Do “Diário de Anne Frank” (1947)
Premonitória esta afirmação de Annelies Marie Frank (Frankfurt, 12 de Junho de 1929 – Bergen-Belsen, Fevereiro ou Março de 1945), a jovem adolescente alemã (até 1941 e apátrida a partir de então) de origem judaica, vítima do Holocausto, que se tornou uma das figuras mais discutidas da História, após a divulgação póstuma do seu Diário.
Esta recordação permanece actual quando, em Amsterdão, nos Países Baixos (Holanda), abriu ao público o novo Museu do Holocausto, a 11 de Março de 2024 (segunda-feira), após sua inauguração no dia 10 (domingo).

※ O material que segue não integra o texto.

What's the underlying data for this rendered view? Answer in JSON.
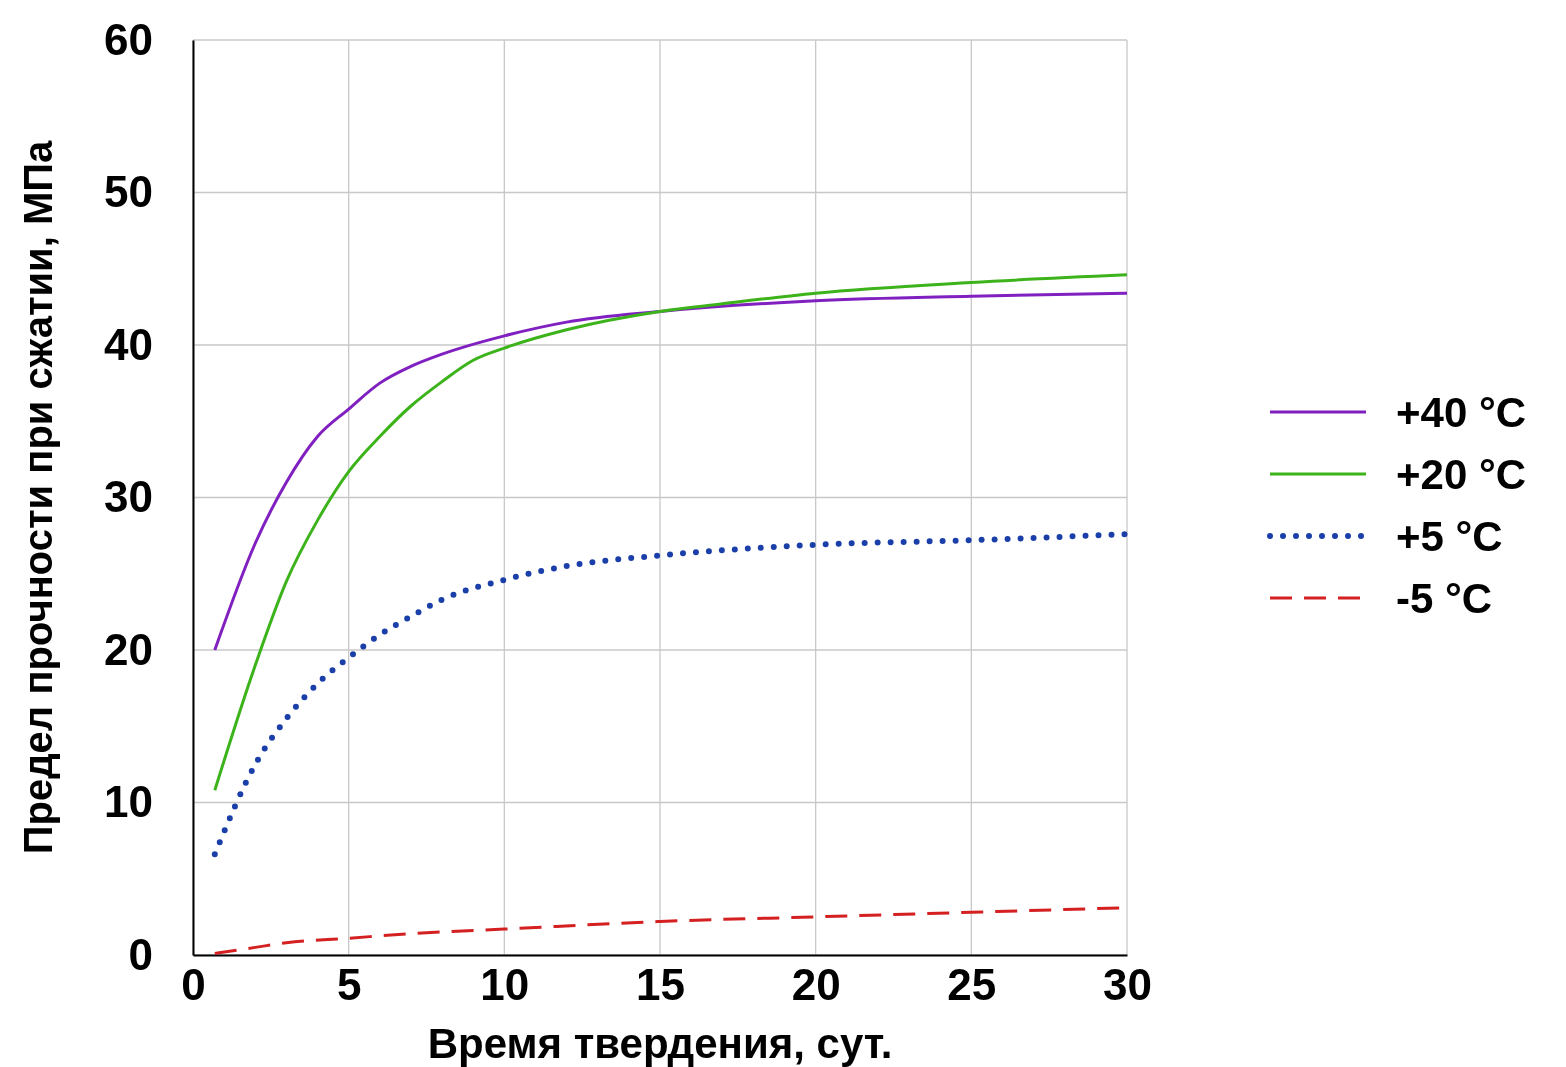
{
  "chart_data": {
    "type": "line",
    "xlabel": "Время твердения, сут.",
    "ylabel": "Предел прочности при сжатии, МПа",
    "xlim": [
      0,
      30
    ],
    "xticks": [
      0,
      5,
      10,
      15,
      20,
      25,
      30
    ],
    "ylim": [
      0,
      60
    ],
    "yticks": [
      0,
      10,
      20,
      30,
      40,
      50,
      60
    ],
    "grid": true,
    "legend": "right",
    "marker": "none",
    "series": [
      {
        "name": "+40 °C",
        "color": "#8020c0",
        "line_style": "solid",
        "x": [
          0.7,
          2,
          3,
          4,
          5,
          6,
          7,
          8,
          10,
          12,
          15,
          20,
          25,
          30
        ],
        "values": [
          20,
          27,
          31,
          34,
          35.8,
          37.5,
          38.6,
          39.4,
          40.6,
          41.5,
          42.2,
          42.9,
          43.2,
          43.4
        ]
      },
      {
        "name": "+20 °C",
        "color": "#3cb31a",
        "line_style": "solid",
        "x": [
          0.7,
          2,
          3,
          4,
          5,
          6,
          7,
          8,
          9,
          10,
          12,
          15,
          17,
          20,
          25,
          30
        ],
        "values": [
          10.8,
          19,
          24.5,
          28.5,
          31.7,
          34,
          36,
          37.6,
          39,
          39.8,
          41,
          42.2,
          42.7,
          43.4,
          44.1,
          44.6
        ]
      },
      {
        "name": "+5 °C",
        "color": "#1a3fa8",
        "line_style": "dotted",
        "x": [
          0.7,
          2,
          3,
          4,
          5,
          6,
          7,
          8,
          10,
          12,
          15,
          20,
          25,
          30
        ],
        "values": [
          6.6,
          12.5,
          15.5,
          17.8,
          19.5,
          21,
          22.2,
          23.3,
          24.6,
          25.5,
          26.2,
          26.9,
          27.2,
          27.6
        ]
      },
      {
        "name": "-5 °C",
        "color": "#d42020",
        "line_style": "dashed",
        "x": [
          0.7,
          2,
          3,
          5,
          7,
          10,
          15,
          20,
          25,
          30
        ],
        "values": [
          0.1,
          0.5,
          0.8,
          1.1,
          1.4,
          1.7,
          2.2,
          2.5,
          2.8,
          3.1
        ]
      }
    ]
  }
}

O museu recolhe mais de 2500 objectos, entre os quais se destacam as vestes listradas que usavam os prisioneiros do campo de concentração de Auschwitz, bem como os botões de roupas (ou de peças de vestuário) arrancados na chegada ao campo de extermínio de Sobibor1, além de cartas e de fotografias.

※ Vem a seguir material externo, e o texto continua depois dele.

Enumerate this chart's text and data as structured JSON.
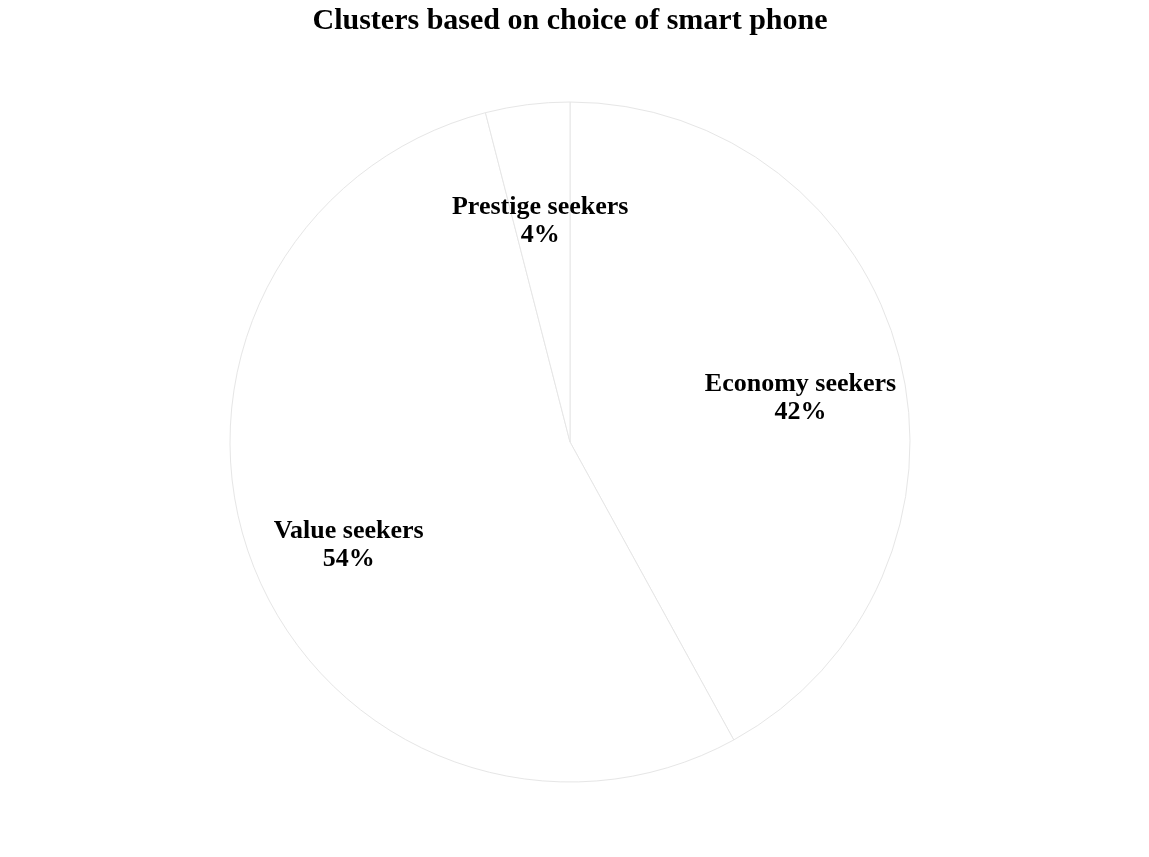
{
  "chart_data": {
    "type": "pie",
    "title": "Clusters based on choice of smart phone",
    "categories": [
      "Economy seekers",
      "Value seekers",
      "Prestige seekers"
    ],
    "values": [
      42,
      54,
      4
    ],
    "colors": [
      "#ffffff",
      "#ffffff",
      "#ffffff"
    ],
    "value_labels": [
      "42%",
      "54%",
      "4%"
    ],
    "legend": false
  }
}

O museu está localizado no histórico bairro judeu do centro de Amsterdão e lembra o lugar que, antes da guerra e da ocupação nazi, era o lar de cerca de 140 mil judeus, principalmente nesta cidade holandesa. 102 mil dessas pessoas foram mortas no Holocausto. Isto é, cerca de 75% da população judaica. Só 25% dos judeus da Holanda sobreviveram ao genocídio ou assassinato em massa que, no total, matou mais de seis milhões de pessoas.

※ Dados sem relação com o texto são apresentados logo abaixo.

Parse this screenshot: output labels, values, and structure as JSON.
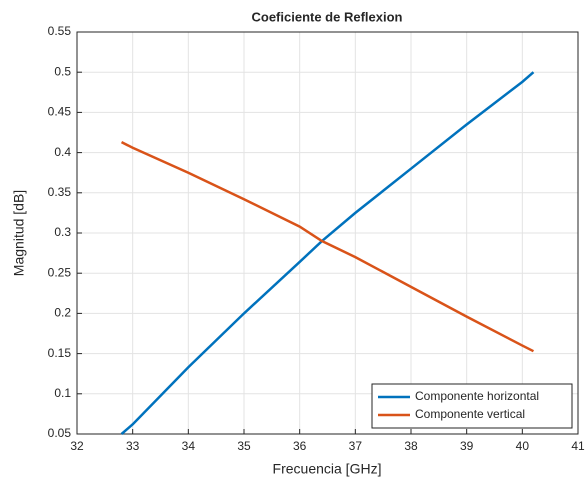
{
  "chart_data": {
    "type": "line",
    "title": "Coeficiente de Reflexion",
    "x_label": "Frecuencia [GHz]",
    "y_label": "Magnitud [dB]",
    "x": [
      32.8,
      33,
      34,
      35,
      36,
      36.4,
      37,
      38,
      39,
      40,
      40.2
    ],
    "series": [
      {
        "name": "Componente horizontal",
        "color": "#0072bd",
        "values": [
          0.05,
          0.062,
          0.133,
          0.2,
          0.264,
          0.29,
          0.325,
          0.38,
          0.435,
          0.488,
          0.5
        ]
      },
      {
        "name": "Componente vertical",
        "color": "#d95319",
        "values": [
          0.413,
          0.406,
          0.375,
          0.342,
          0.308,
          0.29,
          0.27,
          0.233,
          0.196,
          0.16,
          0.153
        ]
      }
    ],
    "xlim": [
      32,
      41
    ],
    "xticks": [
      32,
      33,
      34,
      35,
      36,
      37,
      38,
      39,
      40,
      41
    ],
    "ylim": [
      0.05,
      0.55
    ],
    "yticks": [
      0.05,
      0.1,
      0.15,
      0.2,
      0.25,
      0.3,
      0.35,
      0.4,
      0.45,
      0.5,
      0.55
    ],
    "grid": true,
    "legend": "lower right"
  }
}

A inauguração deste museu, 80 anos depois da Segunda Guerra Mundial (1939-1945), surge num contexto de aumento do anti-semitismo no país.
A inauguração viu-se abalada por várias manifestações pró-Palestina que denunciavam a presença do presidente israelita, Isaac Herzog, que assistiu ao evento. Cerca de 200 mesquitas no país pediram ao rei dos Países Baixos, Guilherme Alexandre, para que não recebesse o chefe de Estado israelita, actualizando o estado de guerra que acontece na faixa de Gaza, desde que Israel iniciou a ofensiva militar no território, com bombardeios aéreos após o ataque do Hamas, em 7 de Outubro de 2023.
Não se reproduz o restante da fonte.